Marjella taumelte zurück. Auf Vargas nacktem Rücken zogen sich die dunklen Flecken zusammen, stiegen aus der Tiefe aus, wuchsen und breiteten sich aus. Sie wurden immer massiver, nahmen Form an, Kontur, bis die scheußliche Fratze des Dämons sich erhob. Marjellas Magen begann zu rebellieren.

Vargas brüllte. Es war nicht länger seine Stimme. Das Kreischen war zu laut, zu schrill. In ihm hallten das Chaos der tiefsten Höllen wieder, der Wahnsinn, der Seelen fraß und nur Tod und Zerstörung zurück ließ.

Marjella sah sich um. Die Orks starrten oder flohen. Ans Kämpfen dachte keiner mehr. In dem Durcheinander konnte Marjella eines der Pferde entdecken. Die Zügel lagen in einer Orkpranke, gegen die das Tier sich heftig wehrte.

Mit einem Ruck riss Marjella ihren Blick los. Sie drehte sich zu dem Prismar um, der noch immer mit seiner neuen, fleischlichen Form zu kämpfen hatte.

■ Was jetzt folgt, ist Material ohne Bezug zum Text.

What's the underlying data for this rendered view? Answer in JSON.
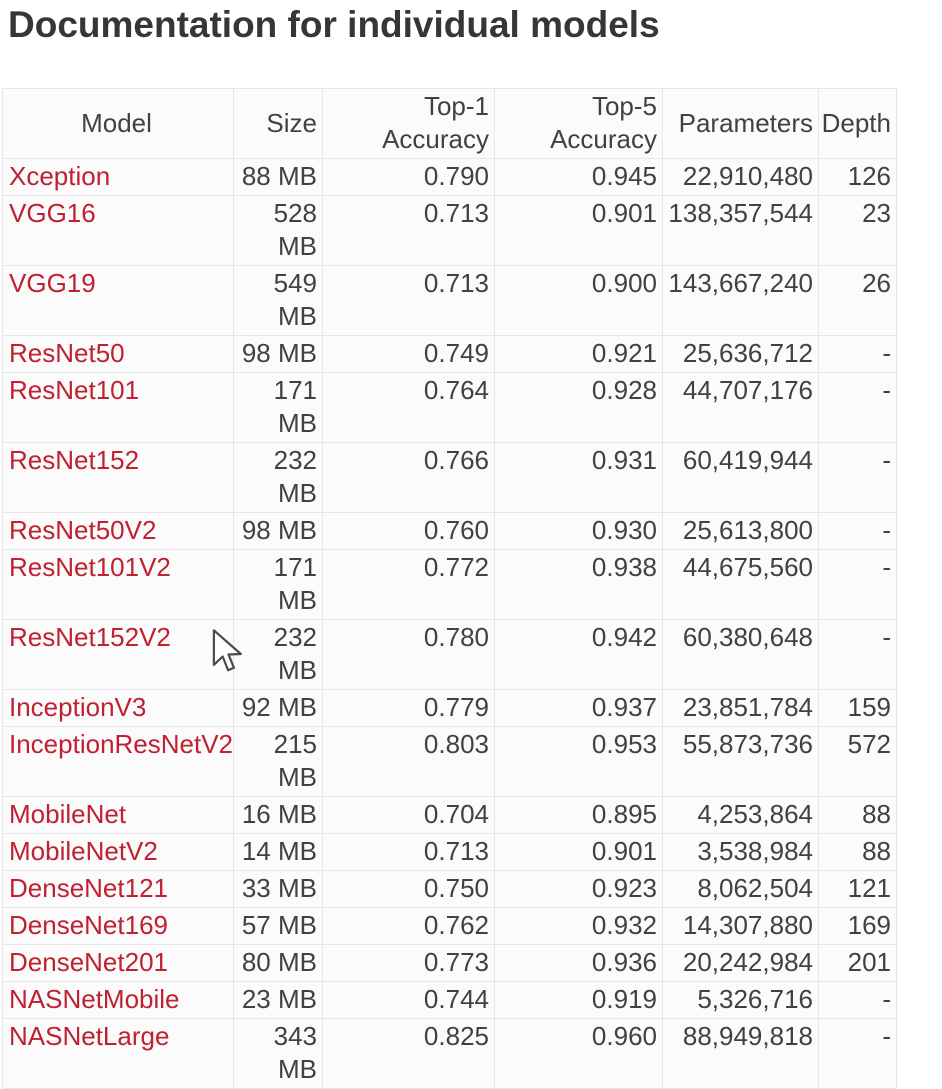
{
  "page": {
    "title": "Documentation for individual models"
  },
  "colors": {
    "link": "#bf2130",
    "text": "#3e4145",
    "border": "#e6e6e6",
    "cell_bg": "#fbfbfb",
    "title": "#363636"
  },
  "cursor": {
    "icon": "arrow-pointer"
  },
  "table": {
    "columns": [
      {
        "key": "model",
        "label": "Model"
      },
      {
        "key": "size",
        "label": "Size"
      },
      {
        "key": "top1",
        "label": "Top-1 Accuracy"
      },
      {
        "key": "top5",
        "label": "Top-5 Accuracy"
      },
      {
        "key": "params",
        "label": "Parameters"
      },
      {
        "key": "depth",
        "label": "Depth"
      }
    ],
    "rows": [
      {
        "model": "Xception",
        "size": "88 MB",
        "top1": "0.790",
        "top5": "0.945",
        "params": "22,910,480",
        "depth": "126"
      },
      {
        "model": "VGG16",
        "size": "528 MB",
        "top1": "0.713",
        "top5": "0.901",
        "params": "138,357,544",
        "depth": "23"
      },
      {
        "model": "VGG19",
        "size": "549 MB",
        "top1": "0.713",
        "top5": "0.900",
        "params": "143,667,240",
        "depth": "26"
      },
      {
        "model": "ResNet50",
        "size": "98 MB",
        "top1": "0.749",
        "top5": "0.921",
        "params": "25,636,712",
        "depth": "-"
      },
      {
        "model": "ResNet101",
        "size": "171 MB",
        "top1": "0.764",
        "top5": "0.928",
        "params": "44,707,176",
        "depth": "-"
      },
      {
        "model": "ResNet152",
        "size": "232 MB",
        "top1": "0.766",
        "top5": "0.931",
        "params": "60,419,944",
        "depth": "-"
      },
      {
        "model": "ResNet50V2",
        "size": "98 MB",
        "top1": "0.760",
        "top5": "0.930",
        "params": "25,613,800",
        "depth": "-"
      },
      {
        "model": "ResNet101V2",
        "size": "171 MB",
        "top1": "0.772",
        "top5": "0.938",
        "params": "44,675,560",
        "depth": "-"
      },
      {
        "model": "ResNet152V2",
        "size": "232 MB",
        "top1": "0.780",
        "top5": "0.942",
        "params": "60,380,648",
        "depth": "-"
      },
      {
        "model": "InceptionV3",
        "size": "92 MB",
        "top1": "0.779",
        "top5": "0.937",
        "params": "23,851,784",
        "depth": "159"
      },
      {
        "model": "InceptionResNetV2",
        "size": "215 MB",
        "top1": "0.803",
        "top5": "0.953",
        "params": "55,873,736",
        "depth": "572"
      },
      {
        "model": "MobileNet",
        "size": "16 MB",
        "top1": "0.704",
        "top5": "0.895",
        "params": "4,253,864",
        "depth": "88"
      },
      {
        "model": "MobileNetV2",
        "size": "14 MB",
        "top1": "0.713",
        "top5": "0.901",
        "params": "3,538,984",
        "depth": "88"
      },
      {
        "model": "DenseNet121",
        "size": "33 MB",
        "top1": "0.750",
        "top5": "0.923",
        "params": "8,062,504",
        "depth": "121"
      },
      {
        "model": "DenseNet169",
        "size": "57 MB",
        "top1": "0.762",
        "top5": "0.932",
        "params": "14,307,880",
        "depth": "169"
      },
      {
        "model": "DenseNet201",
        "size": "80 MB",
        "top1": "0.773",
        "top5": "0.936",
        "params": "20,242,984",
        "depth": "201"
      },
      {
        "model": "NASNetMobile",
        "size": "23 MB",
        "top1": "0.744",
        "top5": "0.919",
        "params": "5,326,716",
        "depth": "-"
      },
      {
        "model": "NASNetLarge",
        "size": "343 MB",
        "top1": "0.825",
        "top5": "0.960",
        "params": "88,949,818",
        "depth": "-"
      }
    ]
  }
}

Was für ein beschissener Auftrag.

Marjella lief los ohne länger nachzudenken. Die Orks interessierte sich nicht mehr für sie.

Sie erreichte Vargas. Der Prismar starrte sie aus rotglühenden Augen an und fauchte. Sie achtete nicht auf ihn und griff nach Vargas’ Kopf.

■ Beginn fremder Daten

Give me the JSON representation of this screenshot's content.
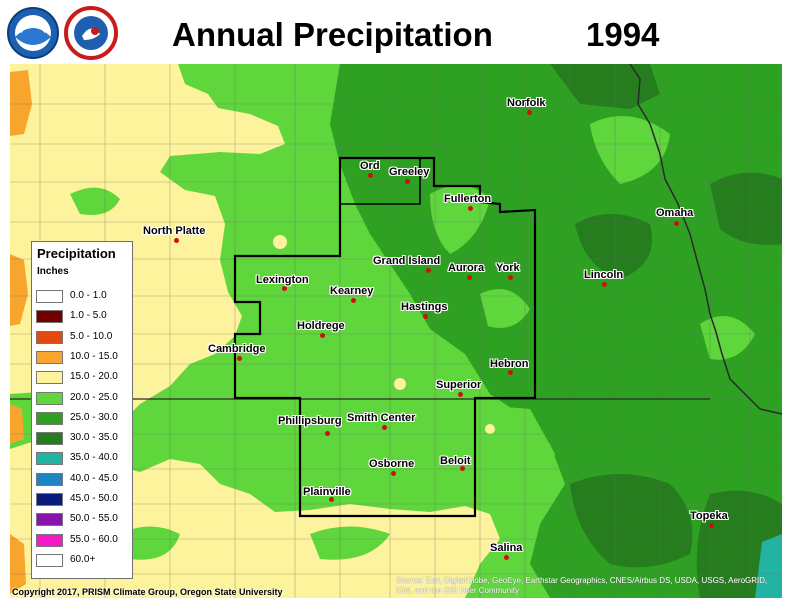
{
  "header": {
    "title": "Annual Precipitation",
    "year": "1994"
  },
  "logos": [
    {
      "name": "noaa-logo",
      "text": "NOAA"
    },
    {
      "name": "nws-logo",
      "text": "NATIONAL WEATHER SERVICE"
    }
  ],
  "legend": {
    "title": "Precipitation",
    "units": "Inches",
    "classes": [
      {
        "label": "0.0 - 1.0",
        "color": "#ffffff"
      },
      {
        "label": "1.0 - 5.0",
        "color": "#730000"
      },
      {
        "label": "5.0 - 10.0",
        "color": "#e34a0e"
      },
      {
        "label": "10.0 - 15.0",
        "color": "#f7a52c"
      },
      {
        "label": "15.0 - 20.0",
        "color": "#fdf39c"
      },
      {
        "label": "20.0 - 25.0",
        "color": "#5fd63b"
      },
      {
        "label": "25.0 - 30.0",
        "color": "#2ea122"
      },
      {
        "label": "30.0 - 35.0",
        "color": "#267d1e"
      },
      {
        "label": "35.0 - 40.0",
        "color": "#23b3a3"
      },
      {
        "label": "40.0 - 45.0",
        "color": "#1f84c2"
      },
      {
        "label": "45.0 - 50.0",
        "color": "#0a1c79"
      },
      {
        "label": "50.0 - 55.0",
        "color": "#8a12ad"
      },
      {
        "label": "55.0 - 60.0",
        "color": "#f21bc7"
      },
      {
        "label": "60.0+",
        "color": "#ffffff"
      }
    ]
  },
  "cities": [
    {
      "name": "Norfolk"
    },
    {
      "name": "Ord"
    },
    {
      "name": "Greeley"
    },
    {
      "name": "Fullerton"
    },
    {
      "name": "Omaha"
    },
    {
      "name": "North Platte"
    },
    {
      "name": "Grand Island"
    },
    {
      "name": "Aurora"
    },
    {
      "name": "York"
    },
    {
      "name": "Lincoln"
    },
    {
      "name": "Lexington"
    },
    {
      "name": "Kearney"
    },
    {
      "name": "Hastings"
    },
    {
      "name": "Holdrege"
    },
    {
      "name": "Cambridge"
    },
    {
      "name": "Hebron"
    },
    {
      "name": "Superior"
    },
    {
      "name": "Phillipsburg"
    },
    {
      "name": "Smith Center"
    },
    {
      "name": "Beloit"
    },
    {
      "name": "Osborne"
    },
    {
      "name": "Plainville"
    },
    {
      "name": "Topeka"
    },
    {
      "name": "Salina"
    }
  ],
  "footer": {
    "copyright": "Copyright 2017, PRISM Climate Group, Oregon State University",
    "source": "Source: Esri, DigitalGlobe, GeoEye, Earthstar Geographics, CNES/Airbus DS, USDA, USGS, AeroGRID, IGN, and the GIS User Community"
  }
}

“In dir gibt es einen See. Sein Wasser ist klar und kühl. Nichts kann es trüben. Es ist unauslotbar tief und dunkel. Doch die Oberfläche schimmert im Licht. Lass sie durch nichts gestört werden. Sie ist ein Spiegel deiner selbst. Nur in ihr kannst du dich erkennen. Nur in ihr wirst du Wahrheit finden.

Störe nie den Spiegelglanz. Lerne einzutauchen ohne das Wasser aufzuwühlen. Nur wenn die Oberfläche glatt ist, wirst du Ruhe in der Tiefe finden. Nur wenn du dort ruhst, wirst du verstehen.

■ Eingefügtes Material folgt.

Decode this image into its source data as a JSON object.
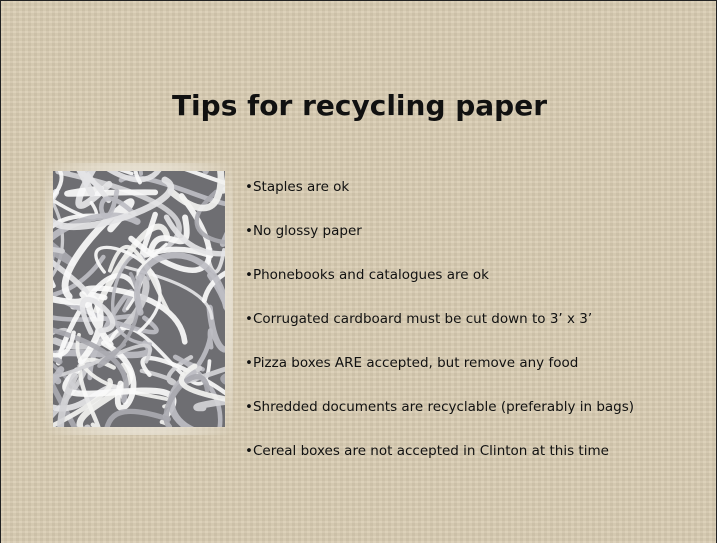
{
  "title": "Tips for recycling paper",
  "bullets": [
    "•Staples are ok",
    "•No glossy paper",
    "•Phonebooks and catalogues are ok",
    "•Corrugated cardboard must be cut down to 3’ x 3’",
    "•Pizza boxes ARE accepted, but remove any food",
    "•Shredded documents are recyclable (preferably in bags)",
    "•Cereal boxes are not accepted in Clinton at this time"
  ]
}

Der See ist deine Seele, dein Wesen. Doch er ist auch mehr. Er ist unser aller Seele, unser aller Wesen. Wir sind vereint. Wir sind stark. Wir sind die Kinder des Lichtes. Wir tragen die Dunkelheit in uns. Aber sie kann uns nicht berühren. Nicht, solange wir nicht das Wasser aufwühlen. Wir können sie berühren, aber sie wird uns nicht aufwühlen. Wir bleiben glatt. Wir sind der Spiegel. Wir erstrahlen im Licht.

Bade im Meer der Seelen, unter dem Glanz der Sterne. Finde Ruhe. Finde Wahrheit. Verstehe und lerne. Erkenne dein Wesen.

Wahrheit ist Kraft.

Ruhe ist Stärke.

Störe nie den Spiegelglanz.

Tauche ein und sei verbunden.

Nimm unsere Macht.

Erstrahlen im Licht.

Lösche die Dunkelheit aus.“

Verdammte Scheiße.

Marjella hasste es wenn wie die Worte in ihrem Kopf widerhallten. Sie hasste die Stimme und den Tonfall. In all den Jahren hatte sie sie nicht abschütteln können. Wann immer sie versuchte Ruhe zu finden, um diesen an sich nützlichen Teil ihres Erbes zu nutzen, kamen die Erinnerungen hoch.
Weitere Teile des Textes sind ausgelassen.